Bug 5725 - Track and count subjects

Summary: Track and count subjects

Status:	RESOLVED WONTFIX

Alias:	None

Product:	Spamassassin
Classification:	Unclassified
Component:	Learner (show other bugs)
Version:	3.2.3
Hardware:	Other other

Importance:	P5 enhancement
Target Milestone:	Undefined
Assignee:	SpamAssassin Developer Mailing List

URL:
Whiteboard:
Keywords:

Depends on:
Blocks:

Reported:	2007-11-18 09:05 UTC by Vicki Brown
Modified:	2019-10-02 10:45 UTC (History)
CC List:	1 user (show)

Attachment	Type	Modified	Status	Actions	Submitter/CLA Status
Add an attachment (proposed patch, testcase, etc.)

Note You need to log in before you can comment on or make changes to this bug.

Description Vicki Brown 2007-11-18 09:05:36 UTC

I delete all spam with a score of 4 or aove. I review anything below 3.  In
those mailboxes, I sort by subject.

I've noticed that there is a lot of duplication in the subjects of spoam messages.

I would like to see SA track subjects and watch for matches. As a given subject
is repeated, the score should go up.

Comment 1 Matt Kettler 2007-11-18 10:22:29 UTC

I think at a casual glance it might look like a good idea, but I'm not so sure
after spending a bit of time thinking about it. Consider the following points.

1) Implementing this would be "expensive" in that you'd need a database to track
the subjects, probably with some form of atime-based expiry like the bayes
system. This isn't really a case against doing it, but does raise the bar for
how effective it should be. We don't want to be spending a lot of time coding a
feature or occupying disk space with databases unless it's going to be really
effective.

2) Subjects repeat a lot, not just in spam. Consider mailing lists like the
spamassassin-users. Just this month there were 25 "Re: It's a fine line..."
subjects (26 if you count the first one without the Re:). Also Consider
subscriber newsletters and notifications. Every month I get a lot of emails such
as "Your bill is now available online" (verizon) "Your M&T E-statement is now
available REF#:xxxxxxx" (my bank, and the reference is always the same, I have 8
of them on hand to check against..) I get these *every* month, and over time the
count piles up. This gets even worse if you consider sysadmin reporting tools
like nagios, which can bombard you with dozens of the same subject a day if part
of your network keeps going up and down.

3) Spammers could easily evade such a system by randomizing subjects if it was
exact match based. They already randomize body text, so this would be trivial.
If it's not exact-match, see 4.

4) SA's existing bayes system already tokenizes subject lines, which has this
same effect, but on a trained basis, not on a counted basis.

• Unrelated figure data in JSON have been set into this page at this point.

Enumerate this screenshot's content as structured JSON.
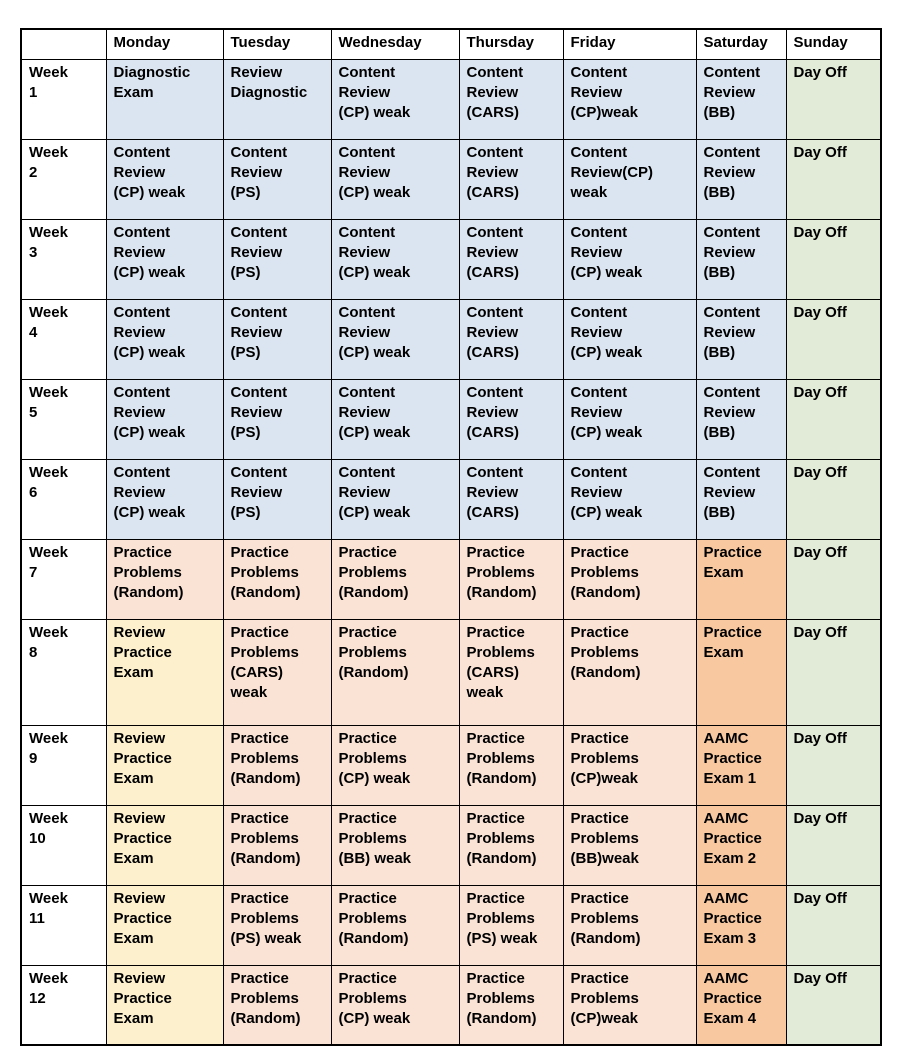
{
  "table": {
    "corner_label": "",
    "day_headers": [
      "Monday",
      "Tuesday",
      "Wednesday",
      "Thursday",
      "Friday",
      "Saturday",
      "Sunday"
    ],
    "colors": {
      "blue": "#dbe5f1",
      "green": "#e2ebd7",
      "peach": "#fae3d5",
      "yellow": "#fdf0cc",
      "orange": "#f8c8a0",
      "header_bg": "#ffffff",
      "border": "#000000",
      "text": "#000000"
    },
    "weeks": [
      {
        "label": "Week\n1",
        "cells": [
          {
            "text": "Diagnostic\nExam",
            "bg": "blue"
          },
          {
            "text": "Review\nDiagnostic",
            "bg": "blue"
          },
          {
            "text": "Content\nReview\n(CP) weak",
            "bg": "blue"
          },
          {
            "text": "Content\nReview\n(CARS)",
            "bg": "blue"
          },
          {
            "text": "Content\nReview\n(CP)weak",
            "bg": "blue"
          },
          {
            "text": "Content\nReview\n(BB)",
            "bg": "blue"
          },
          {
            "text": "Day Off",
            "bg": "green"
          }
        ]
      },
      {
        "label": "Week\n2",
        "cells": [
          {
            "text": "Content\nReview\n(CP) weak",
            "bg": "blue"
          },
          {
            "text": "Content\nReview\n(PS)",
            "bg": "blue"
          },
          {
            "text": "Content\nReview\n(CP) weak",
            "bg": "blue"
          },
          {
            "text": "Content\nReview\n(CARS)",
            "bg": "blue"
          },
          {
            "text": "Content\nReview(CP)\nweak",
            "bg": "blue"
          },
          {
            "text": "Content\nReview\n(BB)",
            "bg": "blue"
          },
          {
            "text": "Day Off",
            "bg": "green"
          }
        ]
      },
      {
        "label": "Week\n3",
        "cells": [
          {
            "text": "Content\nReview\n(CP) weak",
            "bg": "blue"
          },
          {
            "text": "Content\nReview\n(PS)",
            "bg": "blue"
          },
          {
            "text": "Content\nReview\n(CP) weak",
            "bg": "blue"
          },
          {
            "text": "Content\nReview\n(CARS)",
            "bg": "blue"
          },
          {
            "text": "Content\nReview\n(CP) weak",
            "bg": "blue"
          },
          {
            "text": "Content\nReview\n(BB)",
            "bg": "blue"
          },
          {
            "text": "Day Off",
            "bg": "green"
          }
        ]
      },
      {
        "label": "Week\n4",
        "cells": [
          {
            "text": "Content\nReview\n(CP) weak",
            "bg": "blue"
          },
          {
            "text": "Content\nReview\n(PS)",
            "bg": "blue"
          },
          {
            "text": "Content\nReview\n(CP) weak",
            "bg": "blue"
          },
          {
            "text": "Content\nReview\n(CARS)",
            "bg": "blue"
          },
          {
            "text": "Content\nReview\n(CP) weak",
            "bg": "blue"
          },
          {
            "text": "Content\nReview\n(BB)",
            "bg": "blue"
          },
          {
            "text": "Day Off",
            "bg": "green"
          }
        ]
      },
      {
        "label": "Week\n5",
        "cells": [
          {
            "text": "Content\nReview\n(CP) weak",
            "bg": "blue"
          },
          {
            "text": "Content\nReview\n(PS)",
            "bg": "blue"
          },
          {
            "text": "Content\nReview\n(CP) weak",
            "bg": "blue"
          },
          {
            "text": "Content\nReview\n(CARS)",
            "bg": "blue"
          },
          {
            "text": "Content\nReview\n(CP) weak",
            "bg": "blue"
          },
          {
            "text": "Content\nReview\n(BB)",
            "bg": "blue"
          },
          {
            "text": "Day Off",
            "bg": "green"
          }
        ]
      },
      {
        "label": "Week\n6",
        "cells": [
          {
            "text": "Content\nReview\n(CP) weak",
            "bg": "blue"
          },
          {
            "text": "Content\nReview\n(PS)",
            "bg": "blue"
          },
          {
            "text": "Content\nReview\n(CP) weak",
            "bg": "blue"
          },
          {
            "text": "Content\nReview\n(CARS)",
            "bg": "blue"
          },
          {
            "text": "Content\nReview\n(CP) weak",
            "bg": "blue"
          },
          {
            "text": "Content\nReview\n(BB)",
            "bg": "blue"
          },
          {
            "text": "Day Off",
            "bg": "green"
          }
        ]
      },
      {
        "label": "Week\n7",
        "cells": [
          {
            "text": "Practice\nProblems\n(Random)",
            "bg": "peach"
          },
          {
            "text": "Practice\nProblems\n(Random)",
            "bg": "peach"
          },
          {
            "text": "Practice\nProblems\n(Random)",
            "bg": "peach"
          },
          {
            "text": "Practice\nProblems\n(Random)",
            "bg": "peach"
          },
          {
            "text": "Practice\nProblems\n(Random)",
            "bg": "peach"
          },
          {
            "text": "Practice\nExam",
            "bg": "orange"
          },
          {
            "text": "Day Off",
            "bg": "green"
          }
        ]
      },
      {
        "label": "Week\n8",
        "cells": [
          {
            "text": "Review\nPractice\nExam",
            "bg": "yellow"
          },
          {
            "text": "Practice\nProblems\n(CARS)\nweak",
            "bg": "peach"
          },
          {
            "text": "Practice\nProblems\n(Random)",
            "bg": "peach"
          },
          {
            "text": "Practice\nProblems\n(CARS)\nweak",
            "bg": "peach"
          },
          {
            "text": "Practice\nProblems\n(Random)",
            "bg": "peach"
          },
          {
            "text": "Practice\nExam",
            "bg": "orange"
          },
          {
            "text": "Day Off",
            "bg": "green"
          }
        ]
      },
      {
        "label": "Week\n9",
        "cells": [
          {
            "text": "Review\nPractice\nExam",
            "bg": "yellow"
          },
          {
            "text": "Practice\nProblems\n(Random)",
            "bg": "peach"
          },
          {
            "text": "Practice\nProblems\n(CP) weak",
            "bg": "peach"
          },
          {
            "text": "Practice\nProblems\n(Random)",
            "bg": "peach"
          },
          {
            "text": "Practice\nProblems\n(CP)weak",
            "bg": "peach"
          },
          {
            "text": "AAMC\nPractice\nExam 1",
            "bg": "orange"
          },
          {
            "text": "Day Off",
            "bg": "green"
          }
        ]
      },
      {
        "label": "Week\n10",
        "cells": [
          {
            "text": "Review\nPractice\nExam",
            "bg": "yellow"
          },
          {
            "text": "Practice\nProblems\n(Random)",
            "bg": "peach"
          },
          {
            "text": "Practice\nProblems\n(BB) weak",
            "bg": "peach"
          },
          {
            "text": "Practice\nProblems\n(Random)",
            "bg": "peach"
          },
          {
            "text": "Practice\nProblems\n(BB)weak",
            "bg": "peach"
          },
          {
            "text": "AAMC\nPractice\nExam 2",
            "bg": "orange"
          },
          {
            "text": "Day Off",
            "bg": "green"
          }
        ]
      },
      {
        "label": "Week\n11",
        "cells": [
          {
            "text": "Review\nPractice\nExam",
            "bg": "yellow"
          },
          {
            "text": "Practice\nProblems\n(PS) weak",
            "bg": "peach"
          },
          {
            "text": "Practice\nProblems\n(Random)",
            "bg": "peach"
          },
          {
            "text": "Practice\nProblems\n(PS) weak",
            "bg": "peach"
          },
          {
            "text": "Practice\nProblems\n(Random)",
            "bg": "peach"
          },
          {
            "text": "AAMC\nPractice\nExam 3",
            "bg": "orange"
          },
          {
            "text": "Day Off",
            "bg": "green"
          }
        ]
      },
      {
        "label": "Week\n12",
        "cells": [
          {
            "text": "Review\nPractice\nExam",
            "bg": "yellow"
          },
          {
            "text": "Practice\nProblems\n(Random)",
            "bg": "peach"
          },
          {
            "text": "Practice\nProblems\n(CP) weak",
            "bg": "peach"
          },
          {
            "text": "Practice\nProblems\n(Random)",
            "bg": "peach"
          },
          {
            "text": "Practice\nProblems\n(CP)weak",
            "bg": "peach"
          },
          {
            "text": "AAMC\nPractice\nExam 4",
            "bg": "orange"
          },
          {
            "text": "Day Off",
            "bg": "green"
          }
        ]
      }
    ]
  }
}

Overall, I'm not sure this is really worth it. It would be difficult to find a
variation of this idea that isn't a duplication of bayes per #4, that's
effective against randomization per #2, doesn't cause FPs per #3, and is
effective enough to be worth it as per #1.

I like that you're submitting ideas, and encourage you to keep doing so, I just
don't think this one would work out in a broader reality.

Comment 2 Henrik Krohns 2019-10-02 10:45:48 UTC

Matt pretty much summed it up. I don't think any SA developer is going to look at it, nothing prevents someone else doing a plugin. Closing.